Obwohl die Aufenthaltsdauer mit der Eintrittskarte auf der Aussichtsetage des Burj Khalifa nicht begrenzt ist, hält es vor Hitze niemand lange auf der Terrasse aus. Sonnenbrillen und Handys werden für die obligatorischen Selfies gezückt. Dann geht es zurück in die heruntergekühlte Welt hinter Aluminium und Glas.
Der hohle Schuldenturm
Im Gegensatz zum Kommen und Gehen in der Lobby des Armani Hotels zu ebener Erde herrscht beim Empfang der Corporate Suites, dem Eingang zu den Büros im Burj Khalifa, beängstigende Ruhe. Nur die regelmäßigen Bewegungen eines Inders mit seinem Wischmop auf dem glänzenden Fußboden sorgen für eine Belebung.
Dass der Höhenflug des Emirates mit der Finanzkrise beendet war, verdeutlicht kein Datum besser als der 4. Januar 2010: An jenem Tag wurde das höchste Gebäude der Welt nicht nur eingeweiht, sondern auch umbenannt. Jahrelang war der Rekordbau als Burj Dubai geplant. Dann aber wurde der Schuldenturm in Burj Khalifa umbenannt - eine Referenz an Scheich Khalifa bin Zayid Al Nahyan aus dem reichen Nachbaremirat Abu Dhabi, der Dubai mit Milliardenbeträgen ausgeholfen hatte.
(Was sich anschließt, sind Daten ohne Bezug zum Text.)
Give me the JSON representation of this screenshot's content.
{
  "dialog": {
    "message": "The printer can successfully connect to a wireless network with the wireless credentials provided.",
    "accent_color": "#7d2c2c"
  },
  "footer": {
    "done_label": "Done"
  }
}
Die Zeiten, in denen Spekulanten das schnelle Geld am Golf machen wollten, indem sie noch nicht vollendete Bauten gleich mit Gewinn weiterverkauften, sind längst vorbei. Auch dafür ist der Burj Khalifa ein Beleg. Das häufig als "Übermorgenland" betitelte Dubai ist in der Gegenwart angekommen - in der Realität.

Die Auslastung der Hotels in Dubai stagniert und lag im Mai 2019 bei 77 Prozent. Noch vor der im Oktober 2020 in Dubai beginnenden Weltausstellung 2020 (EXPO 2020) werden nach Angaben des Immobiliendienstleisters Jones Lang LaSalle (JLL) 24.000 zusätzliche Hotelzimmer auf den Markt kommen. Statt Petrodollars durch den Ölexport zu verdienen, sind Handel und Tourismus zu den wichtigsten Einnahmequellen des Emirats geworden.
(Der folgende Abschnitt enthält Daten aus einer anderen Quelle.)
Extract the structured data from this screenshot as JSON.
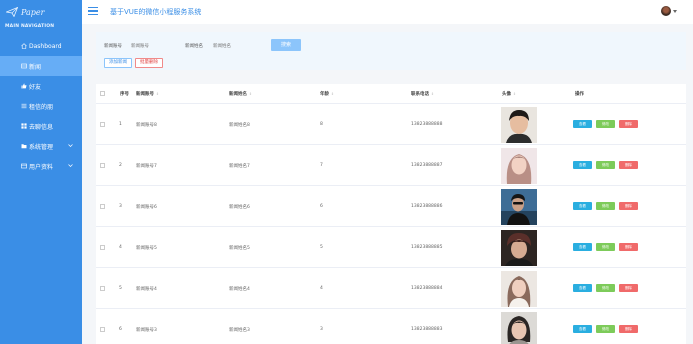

Der Superlativ als höchstes Gebäude der Welt wird für den Burj Khalifa nicht ewig gelten. Der Dubai Creek Tower, ein Entwurf des spanischen Architekten Santiago Calatrava, soll noch einmal 100 Meter höher und bis zur Expo 2020 fertiggestellt werden. Und in Dschidda in Saudi-Arabien wurde bereits der Grundstein für den Kingdom Tower gelegt, der einmal 1007 Meter hoch in den Himmel ragen soll.